Invalid CSRF Token, again
-
I'm using the latest NodeBB v1.16 via Cloudron.
An error that must be related to one of the more recent NodeBB updates is that forum users report strange errors where they only get the single word "Error" in some situations when they use the forum.
These situations seem to coincide with log entries in the server log that look like this:
Dec 22 19:42:18 2020-12-22T18:42:18.963Z [4567/289] - error: /api/v3/topics/6185
Dec 22 19:42:18 invalid csrf tokenI have seen that "Invalid csrf token" has been discussed in this forum before, but those discussions were many years ago. Could this strange behavior be related to this recent addition to NodeBB, maybe? Any other idea?
-
@klaus6 said in Invalid CSRF Token, again:
Could this strange behavior be related to this recent addition to NodeBB, maybe? Any other idea?
Probably, yes. That said, it is exceeding difficult to debug because it just doesn't reproduce for the majority of users.
You're the first I've heard reporting this issue, so I'd need to know what's special about your users, how many are affected, etc.
Perhaps it is related to long-lived browser windows... if in a different tab they've logged out and back in, then the CSRF token is indeed expired. That would cause the error you see.
-
@julian I have the same issue
NodeBB v1.17.1
error: /login invalid csrf tokenNothing more in the nodebb dev log. Works in incognito mode but not in normal browser mode.
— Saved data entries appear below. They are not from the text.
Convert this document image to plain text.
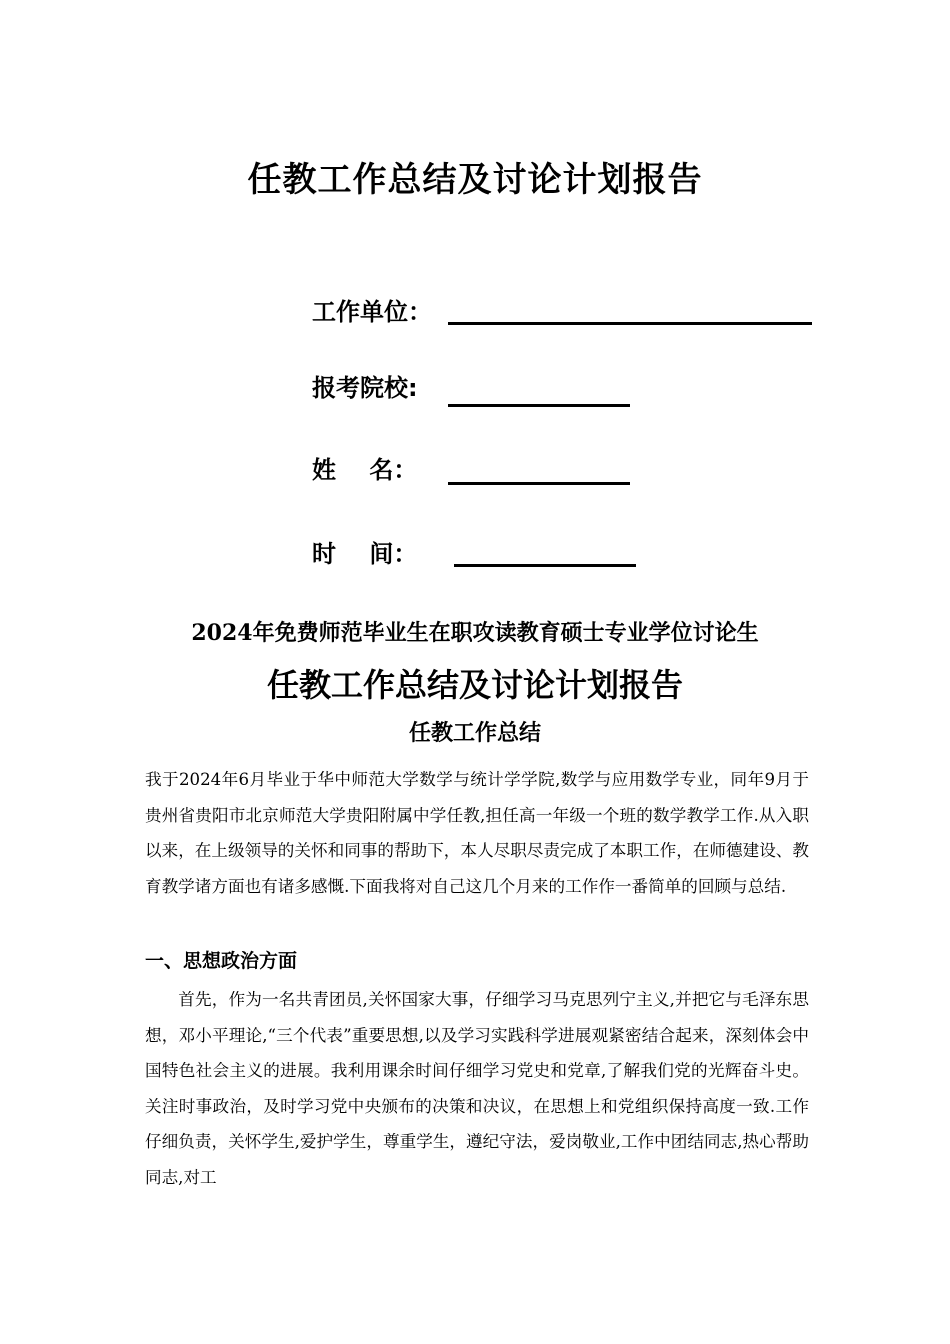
任教工作总结及讨论计划报告
工作单位：
报考院校:
姓    名：
时    间：

2024年免费师范毕业生在职攻读教育硕士专业学位讨论生

任教工作总结及讨论计划报告
任教工作总结

我于2024年6月毕业于华中师范大学数学与统计学学院,数学与应用数学专业，同年9月于贵州省贵阳市北京师范大学贵阳附属中学任教,担任高一年级一个班的数学教学工作.从入职以来，在上级领导的关怀和同事的帮助下，本人尽职尽责完成了本职工作，在师德建设、教育教学诸方面也有诸多感慨.下面我将对自己这几个月来的工作作一番简单的回顾与总结.

一、思想政治方面

首先，作为一名共青团员,关怀国家大事，仔细学习马克思列宁主义,并把它与毛泽东思想，邓小平理论,“三个代表”重要思想,以及学习实践科学进展观紧密结合起来，深刻体会中国特色社会主义的进展。我利用课余时间仔细学习党史和党章,了解我们党的光辉奋斗史。关注时事政治，及时学习党中央颁布的决策和决议，在思想上和党组织保持高度一致.工作仔细负责，关怀学生,爱护学生，尊重学生，遵纪守法，爱岗敬业,工作中团结同志,热心帮助同志,对工
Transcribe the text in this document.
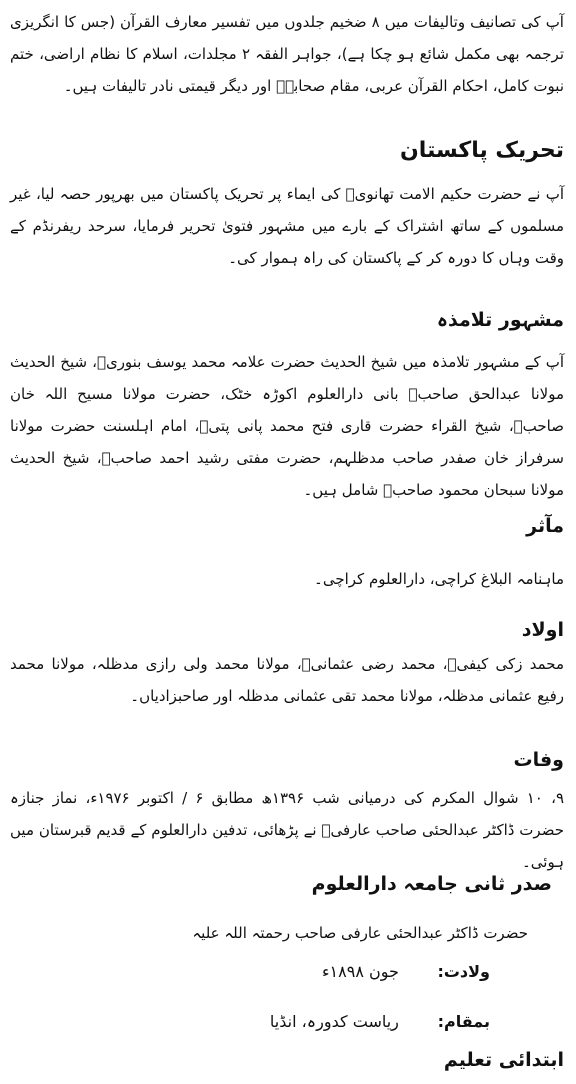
آپ کی تصانیف وتالیفات میں ۸ ضخیم جلدوں میں تفسیر معارف القرآن (جس کا انگریزی ترجمہ بھی مکمل شائع ہو چکا ہے)، جواہر الفقہ ۲ مجلدات، اسلام کا نظام اراضی، ختم نبوت کامل، احکام القرآن عربی، مقام صحابہؓ اور دیگر قیمتی نادر تالیفات ہیں۔

تحریک پاکستان

آپ نے حضرت حکیم الامت تھانویؒ کی ایماء پر تحریک پاکستان میں بھرپور حصہ لیا، غیر مسلموں کے ساتھ اشتراک کے بارے میں مشہور فتویٰ تحریر فرمایا، سرحد ریفرنڈم کے وقت وہاں کا دورہ کر کے پاکستان کی راہ ہموار کی۔

مشہور تلامذہ

آپ کے مشہور تلامذہ میں شیخ الحدیث حضرت علامہ محمد یوسف بنوریؒ، شیخ الحدیث مولانا عبدالحق صاحبؒ بانی دارالعلوم اکوڑہ خٹک، حضرت مولانا مسیح اللہ خان صاحبؒ، شیخ القراء حضرت قاری فتح محمد پانی پتیؒ، امام اہلسنت حضرت مولانا سرفراز خان صفدر صاحب مدظلہم، حضرت مفتی رشید احمد صاحبؒ، شیخ الحدیث مولانا سبحان محمود صاحبؒ شامل ہیں۔

مآثر
ماہنامہ البلاغ کراچی، دارالعلوم کراچی۔
اولاد

محمد زکی کیفیؒ، محمد رضی عثمانیؒ، مولانا محمد ولی رازی مدظلہ، مولانا محمد رفیع عثمانی مدظلہ، مولانا محمد تقی عثمانی مدظلہ اور صاحبزادیاں۔

وفات

۹، ۱۰ شوال المکرم کی درمیانی شب ۱۳۹۶ھ مطابق ۶ / اکتوبر ۱۹۷۶ء، نماز جنازہ حضرت ڈاکٹر عبدالحئی صاحب عارفیؒ نے پڑھائی، تدفین دارالعلوم کے قدیم قبرستان میں ہوئی۔

صدر ثانی جامعہ دارالعلوم
حضرت ڈاکٹر عبدالحئی عارفی صاحب رحمتہ اللہ علیہ
ولادت: جون ۱۸۹۸ء
بمقام: ریاست کدورہ، انڈیا
ابتدائی تعلیم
Had this issue with my live site to but it solved it self somehow. Now I have the same issue on my local dev site that does not work in my browser in normal mode but only in incognito. I have tried to clear the cache but it does not help.
The front responds with
Login Unsuccessful We were unable to log you in, likely due to an expired session. Please try againFunky stuff
-
It started to work now again on my dev.
If someone have the same problem
- Try to clear cache
- Use inspect element and check clear cache option
- login with incognito mode from the browser.
That is all i did, I think
-
This also happens to us as well. We have some users, and it's happened to me as well only a couple of times, where you get error when trying to post. When it has happened to me, my window was up on desktop and then I went to post later on and error. I had to restart forum for it to stop. Other users report that they have been logged on the whole time but in a different tab, then come back to post and error.
For us, this started happening when we upgraded to 1.16.2 about two months ago.
-
@torn2 @Jenkler The only related functionality that I added would be logic that automatically generates a new session on login. It means that every time you log in, your cookie is updated, and any other browser tabs would no longer be valid.
There is logic on the client-side to handle that, so if you do use multiple tabs, you will just see a modal pop up telling you to refresh the page (or hitting "OK" will do that also).
By any chance are either of you using multiple tabs to browse your forum?
-
@julian said in Invalid CSRF Token, again:
@torn2 @Jenkler The only related functionality that I added would be logic that automatically generates a new session on login. It means that every time you log in, your cookie is updated, and any other browser tabs would no longer be valid.
There is logic on the client-side to handle that, so if you do use multiple tabs, you will just see a modal pop up telling you to refresh the page (or hitting "OK" will do that also).
By any chance are either of you using multiple tabs to browse your forum?
Not really, I mainly only use one tab for my forum but will have other tabs open to different sites that I may switch between. I'm going to leave two tabs open for a while and come back to one to see if it reproduces. I honestly do not get it this way very often. The other way is when posting images and have the imgur plugin. And I never actually log out.